The Very Reverend
Antony Cyprian Bridge

1914 - 2007

Dean of Guildford (1969 - 1986)

BBC World Service Talk

B.B.C. World Service December, 1985

Talk 5.

In this series of talks, I have said something about how I journeyed from atheism to Christian belief, but I’ve said nothing so far about the various objections to belief, which worried me along the way. I haven’t time to speak of all of them, but I must briefly look at the two which seem to me to be the worst and most difficult to answer. The first is obvious enough. It is this ‘How can you reconcile talk of a loving God with the enormous amount of suffering in the world?’ It’s not a new problem; Job wrestled with it in his day, and it hasn’t disappeared since then. Indeed, a righteously indignant world accuses God of having created a world full of cancer, earthquakes, famines, wars and general miseries: a world in which, if things are left to God, life for most men, as Thomas Hobbes remarked, is ‘solitary, poor, nasty, brutish and short’; so, God is put in the dock and accused of talking nonsense, when he claims to be loving. The idea of a loving God is so plainly irreconcilable with the fact of a suffering world that one or the other has to go; and since we know that the world exists and suffers, we conclude that God does not do so. He is dead, as Nietzsche informed us; or never existed at all as I believed for years. This is a conclusion, which seems inescapable, even if we admit that most human suffering is self-inflicted by human beings on each other; but the problem becomes more complicated when you delve a little deeper and are forced to admit that, since to be human is to be free to make choices, however limited that freedom may be by various things, then the freedom to love people or to hate them and make them suffer is part of our heritage as human beings. This leaves out suffering caused by what the Insurance Companies call ‘Acts of God’, but once the word ’love’ is mentioned in conjunction with suffering, yet another aspect of the problem forces itself on our attention; for there is a sense in which love and suffering are Siamese twins, the one being unable to exist without the other. A disaster on the other side of the world may not bother me very much, but when my child, mother, lover or lifelong friend tells me that he or she has a month to live, I suffer because I love. Only a world without love would be a world without suffering; so it is at least possible to argue that only a loving God could have created a suffering world, and indeed that a loving God could not have done otherwise.

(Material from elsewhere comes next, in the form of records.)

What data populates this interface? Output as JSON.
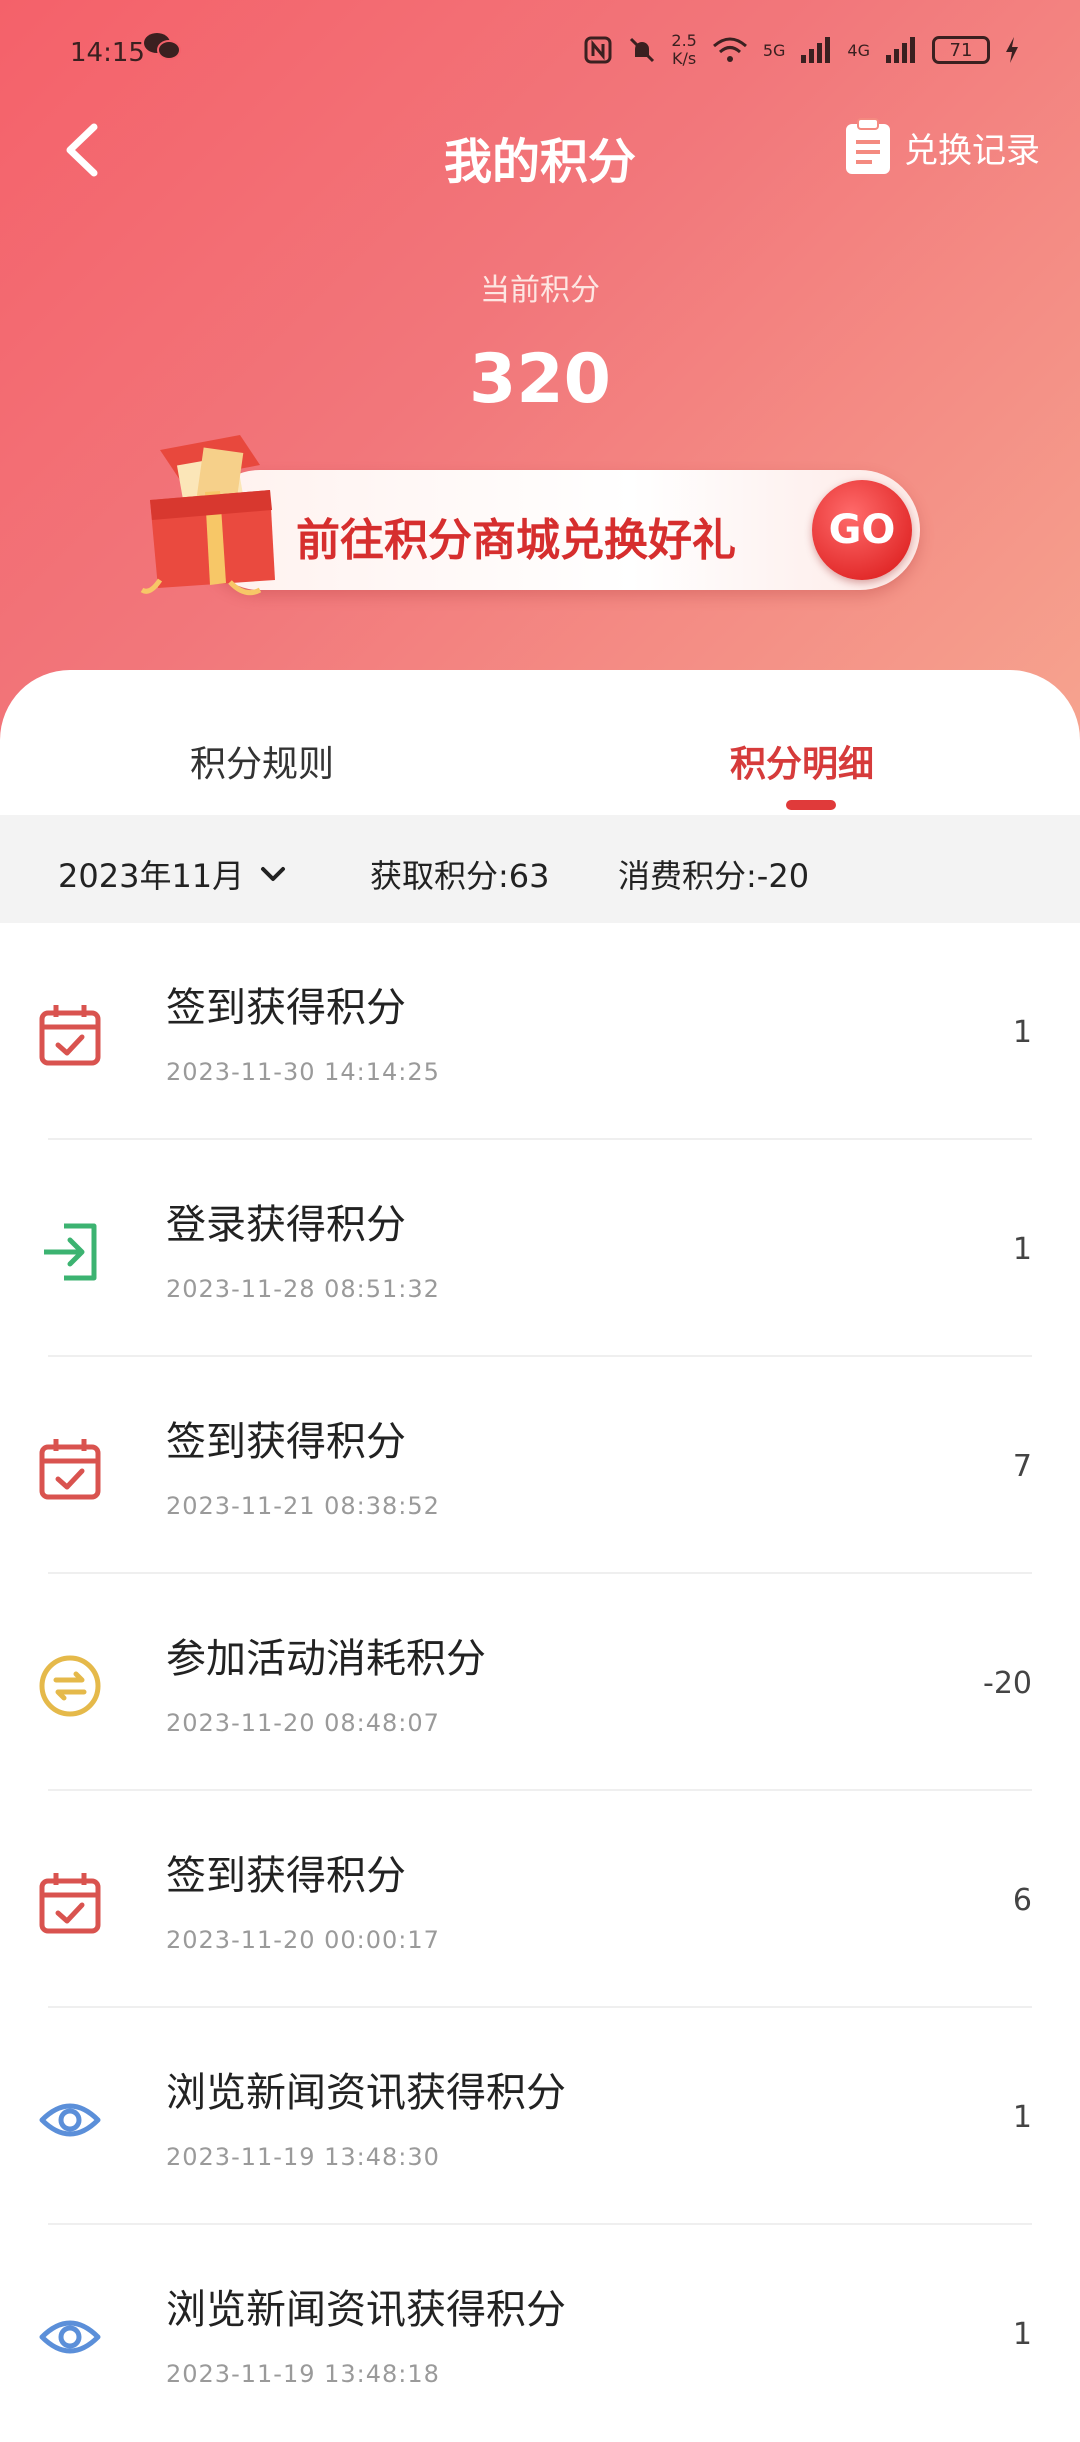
{
  "status_bar": {
    "time": "14:15",
    "net_speed_value": "2.5",
    "net_speed_unit": "K/s",
    "signal_1": "5G",
    "signal_2": "4G",
    "battery": "71"
  },
  "nav": {
    "title": "我的积分",
    "exchange_link": "兑换记录"
  },
  "points": {
    "label": "当前积分",
    "value": "320"
  },
  "mall_banner": {
    "text": "前往积分商城兑换好礼",
    "go": "GO"
  },
  "tabs": [
    {
      "label": "积分规则"
    },
    {
      "label": "积分明细"
    }
  ],
  "filter": {
    "month": "2023年11月",
    "earned": "获取积分:63",
    "spent": "消费积分:-20"
  },
  "records": [
    {
      "icon": "calendar-check-icon",
      "title": "签到获得积分",
      "time": "2023-11-30 14:14:25",
      "value": "1"
    },
    {
      "icon": "login-icon",
      "title": "登录获得积分",
      "time": "2023-11-28 08:51:32",
      "value": "1"
    },
    {
      "icon": "calendar-check-icon",
      "title": "签到获得积分",
      "time": "2023-11-21 08:38:52",
      "value": "7"
    },
    {
      "icon": "exchange-icon",
      "title": "参加活动消耗积分",
      "time": "2023-11-20 08:48:07",
      "value": "-20"
    },
    {
      "icon": "calendar-check-icon",
      "title": "签到获得积分",
      "time": "2023-11-20 00:00:17",
      "value": "6"
    },
    {
      "icon": "eye-icon",
      "title": "浏览新闻资讯获得积分",
      "time": "2023-11-19 13:48:30",
      "value": "1"
    },
    {
      "icon": "eye-icon",
      "title": "浏览新闻资讯获得积分",
      "time": "2023-11-19 13:48:18",
      "value": "1"
    }
  ],
  "colors": {
    "header_start": "#f4616a",
    "header_end": "#f6a48f",
    "accent_red": "#d63b3b",
    "calendar_icon": "#d9534f",
    "login_icon": "#3cb371",
    "exchange_icon": "#e5b94a",
    "eye_icon": "#5b8fd9"
  }
}
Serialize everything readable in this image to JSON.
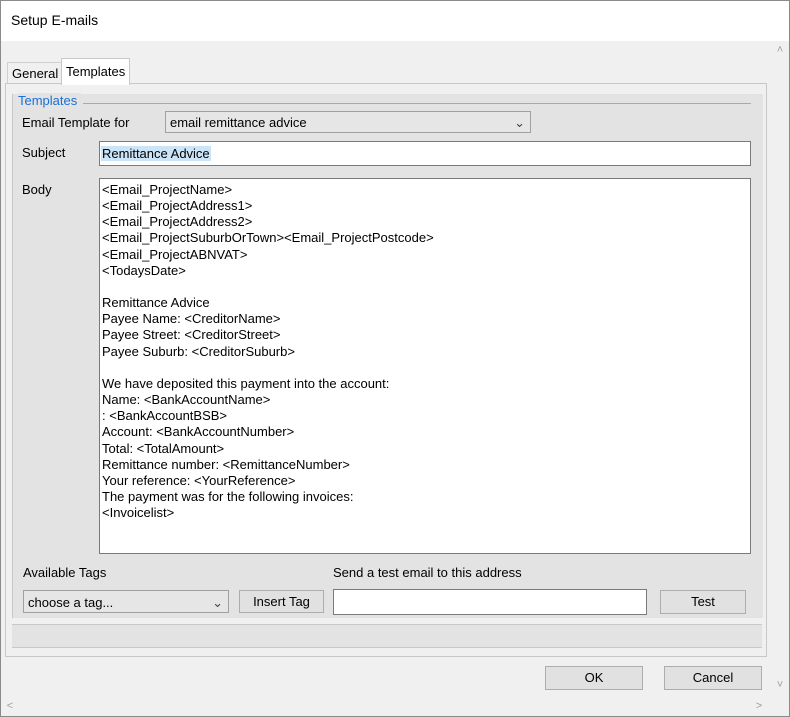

I must be even more brief, I’m afraid, when looking at the other great objections to Christian belief, which is – of course – the existence of a worldly, legalistic, bickering and recurrently obscurantist Church, whose sins of commission and omission have been so numerous down the ages that to make a list of them would take a week: a Church which is enough very often to put anyone off the idea of religion for life: indeed, a Church which, while claiming to be a divine institution filled and led by the spirit of God and with no abiding citizenship in this world, has in actual fact taken on the colour of whatever worldly society it has happened to find itself in at the time – snobby in the 18th century, and today bureaucratic, hag-ridden by committees, and addicted to sing boringly vulgar hymns set to second-rate pop-music. Yet, while all this is true, it is not the whole truth, for the Church is not meant to be filled with a bunch of self-confident success types; it is composed of people who know that without God’s help they’re no good to man or beast, and it is surprising, when you get to know them from inside, as I do, how different they look. They may look dull and uninspiring to the outward eye, but sometimes a God’s-eye-view of them has come my way, and has shown them to be what they really are: a bunch of ordinary human beings, which, relying on God, is full of many mini-Mother Teresas and pocket Wesleys and Wilberforces in tired and dilapidated cassocks doing their best to love God and their fellow men; and at such time, I wouldn’t swap them for any other bunch of people in God’s world.